I'm going to put forward a thought that I think will be unpopular, maybe even more so than my usual thoughts that land me in hot water with friends and family, and that thought is this: if I was given the opportunity, I would like to go stark raving mad for a few years.  Now, I am 100% sure that one can't choose to go crazy, in fact the very thought may be a contradiction in terms, but if it weren't a logical impossibility I think it would very interesting to - temporarily - go crazy.
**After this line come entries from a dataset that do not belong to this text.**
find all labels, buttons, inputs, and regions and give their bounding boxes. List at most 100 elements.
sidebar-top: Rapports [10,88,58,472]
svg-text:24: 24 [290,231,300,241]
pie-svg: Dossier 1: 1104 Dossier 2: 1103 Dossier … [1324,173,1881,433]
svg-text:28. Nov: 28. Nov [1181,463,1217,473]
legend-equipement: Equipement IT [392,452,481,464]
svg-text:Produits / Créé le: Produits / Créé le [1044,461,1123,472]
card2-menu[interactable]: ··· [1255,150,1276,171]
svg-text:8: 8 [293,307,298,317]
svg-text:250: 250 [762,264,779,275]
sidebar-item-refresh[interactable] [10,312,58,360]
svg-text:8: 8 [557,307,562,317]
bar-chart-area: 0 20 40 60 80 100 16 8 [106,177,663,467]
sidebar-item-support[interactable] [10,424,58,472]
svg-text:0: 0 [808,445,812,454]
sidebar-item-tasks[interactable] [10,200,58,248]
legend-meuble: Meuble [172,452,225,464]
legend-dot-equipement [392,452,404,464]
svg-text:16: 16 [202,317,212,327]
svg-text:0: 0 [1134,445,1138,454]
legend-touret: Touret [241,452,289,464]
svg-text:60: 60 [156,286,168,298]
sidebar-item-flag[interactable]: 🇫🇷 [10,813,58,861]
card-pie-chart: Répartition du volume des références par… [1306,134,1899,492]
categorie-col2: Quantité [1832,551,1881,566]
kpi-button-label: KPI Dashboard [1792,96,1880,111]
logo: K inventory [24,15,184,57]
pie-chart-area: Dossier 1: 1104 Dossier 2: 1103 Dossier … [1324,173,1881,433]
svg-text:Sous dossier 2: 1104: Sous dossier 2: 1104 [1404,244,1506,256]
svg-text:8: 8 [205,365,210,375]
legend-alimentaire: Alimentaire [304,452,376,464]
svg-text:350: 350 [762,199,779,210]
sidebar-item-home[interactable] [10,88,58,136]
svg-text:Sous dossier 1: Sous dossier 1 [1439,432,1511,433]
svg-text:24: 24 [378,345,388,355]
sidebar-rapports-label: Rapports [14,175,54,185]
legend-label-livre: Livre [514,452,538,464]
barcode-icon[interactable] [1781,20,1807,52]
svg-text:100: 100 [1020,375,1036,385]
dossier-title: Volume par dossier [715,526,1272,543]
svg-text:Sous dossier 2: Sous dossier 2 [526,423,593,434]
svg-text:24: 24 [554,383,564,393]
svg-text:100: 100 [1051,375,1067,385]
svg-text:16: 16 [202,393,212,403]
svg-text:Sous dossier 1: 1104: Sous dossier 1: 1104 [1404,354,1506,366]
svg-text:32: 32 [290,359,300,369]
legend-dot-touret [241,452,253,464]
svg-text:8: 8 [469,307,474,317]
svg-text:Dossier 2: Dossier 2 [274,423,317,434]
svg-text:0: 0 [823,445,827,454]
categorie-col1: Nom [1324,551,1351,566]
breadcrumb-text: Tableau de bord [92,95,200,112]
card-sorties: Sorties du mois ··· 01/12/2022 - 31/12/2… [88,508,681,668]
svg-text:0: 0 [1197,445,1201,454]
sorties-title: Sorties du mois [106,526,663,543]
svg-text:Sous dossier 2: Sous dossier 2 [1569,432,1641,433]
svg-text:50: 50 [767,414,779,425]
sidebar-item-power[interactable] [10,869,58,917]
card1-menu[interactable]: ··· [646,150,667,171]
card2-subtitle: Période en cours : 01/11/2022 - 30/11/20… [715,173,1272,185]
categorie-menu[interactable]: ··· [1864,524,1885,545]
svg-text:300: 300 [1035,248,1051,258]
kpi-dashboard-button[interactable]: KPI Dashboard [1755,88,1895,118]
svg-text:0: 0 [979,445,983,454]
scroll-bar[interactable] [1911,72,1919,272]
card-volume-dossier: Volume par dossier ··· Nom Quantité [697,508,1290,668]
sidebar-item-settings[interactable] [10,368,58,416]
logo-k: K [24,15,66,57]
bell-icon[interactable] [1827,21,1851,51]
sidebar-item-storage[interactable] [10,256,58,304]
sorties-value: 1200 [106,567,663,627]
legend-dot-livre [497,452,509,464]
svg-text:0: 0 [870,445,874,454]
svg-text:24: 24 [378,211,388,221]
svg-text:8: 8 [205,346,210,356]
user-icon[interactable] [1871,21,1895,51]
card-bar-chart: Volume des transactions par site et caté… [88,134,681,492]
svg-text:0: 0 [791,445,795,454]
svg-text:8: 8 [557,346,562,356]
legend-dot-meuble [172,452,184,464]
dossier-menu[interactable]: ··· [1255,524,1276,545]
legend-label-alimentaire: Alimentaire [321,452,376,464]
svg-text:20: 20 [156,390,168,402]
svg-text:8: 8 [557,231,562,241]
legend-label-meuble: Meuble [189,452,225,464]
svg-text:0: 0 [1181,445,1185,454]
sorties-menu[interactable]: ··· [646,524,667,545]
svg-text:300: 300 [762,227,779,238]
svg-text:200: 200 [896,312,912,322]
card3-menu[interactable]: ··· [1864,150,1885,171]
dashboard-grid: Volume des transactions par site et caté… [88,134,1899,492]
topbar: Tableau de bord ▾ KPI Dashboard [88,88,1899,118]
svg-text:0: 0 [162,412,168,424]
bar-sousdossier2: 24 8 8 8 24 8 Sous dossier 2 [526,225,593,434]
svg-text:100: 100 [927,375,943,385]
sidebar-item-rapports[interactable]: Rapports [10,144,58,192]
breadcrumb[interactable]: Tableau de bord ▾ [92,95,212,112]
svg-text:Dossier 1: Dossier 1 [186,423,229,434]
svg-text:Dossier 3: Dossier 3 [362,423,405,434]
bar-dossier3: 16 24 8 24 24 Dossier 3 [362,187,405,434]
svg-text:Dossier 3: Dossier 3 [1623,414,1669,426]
The experience of it happening may be completely lost on the sufferer while experiencing it, but it seems to me those moments of clarity would be so rich, and shocking, when they came that there wouldn't be another experience to parallel it.  Also, the matter of "being taken care of" for a few years at an asylum, with only books and one's thoughts to keep you company could be a very interesting proposition as well.  With any luck one wouldn't land at a Cuckoo's Nest like facility but would spend time in a safe environment where the staff cared for them.  Given this condition I think it would be a very interesting experience.  And given the famous people who have ended up this way, it seems that I would be in good company.

Tuesday, January 10, 2012

5 Best Things About Coming Back From A Long-ish Vacation

My wife and I just recently got back from a great 3 weeks away.  We were in Russia, Ukraine and Poland.  It was fantastic, I think I gained 10 pounds from dumplings alone and don't even get me started on the amount of moonshine I had, I'm surprised I can still see.  But one of the purest pleasures of traveling which we have all experienced is stepping in the front door to your own home for the first time in a while.  For me, the below are the top five things I love about coming home.

5.) It smells like home.

One of the subtle things I like about traveling is that different countries smell differently.  It has to do with the plants that grow there, and the kinds of food people eat, it's proximity to water; all these things add up to give different areas of the world different smells.  Sometimes they can be jarring and according to Isaac Asimov we aren't supposed to talk about it.  Anyway, these foriegn smells make that first step into your own home all the better.  I have no idea what scents my wife uses to keep our home smelling the way it does, and fuck knows I certainly don't freshen the air, but our place smells great and it's very nice coming home after being away from it.

4.) Water from the tap.

Depending on where you are coming from this may not be an issue, but after brushing my teeth with bottled water for a few weeks I absolutely love the convenience of being able to use the tap.  Now, some people would say that you will be fine just brushing your teeth with the tap water in most places, but with so little vacation every year who wants to risk being sick for it? And that doesn't even mention having a big glass of water to drink right from the tap - love it.  The first thing I do whenever I get back from a trip is take a pint of glass from the tap and down it.

3.) Your own bed

I don't think this one needs elaboration.  Unless your bed sucks, it is 100% better than any hotel bed, even really nice hotels.

2.) Literacy

Although it's fun getting off a plane in an Arab country, or Asia, or in my most recent case Russia, and not being able to read the words written everywhere - it is a really interesting feeling to be surrounded by signs and ads that you don't understand.  But it also REALLY makes you appreciate being able to read so easily when you make it home.  When walking around your home town you take for granted being able to read everything around, but for the first day or two back, you notice how convenient it is again.

1.) Home cooking

Food in other countries is interesting and often delicious, but nothing beats the food coked at your home.  When I was growing up my mom made (and still does) killer lasagna, and now my wfe makes a ton of great food and when we are away I miss it.

Anyone else who has some interesting points about coming please share them with me, I would love to hear other people's points of view.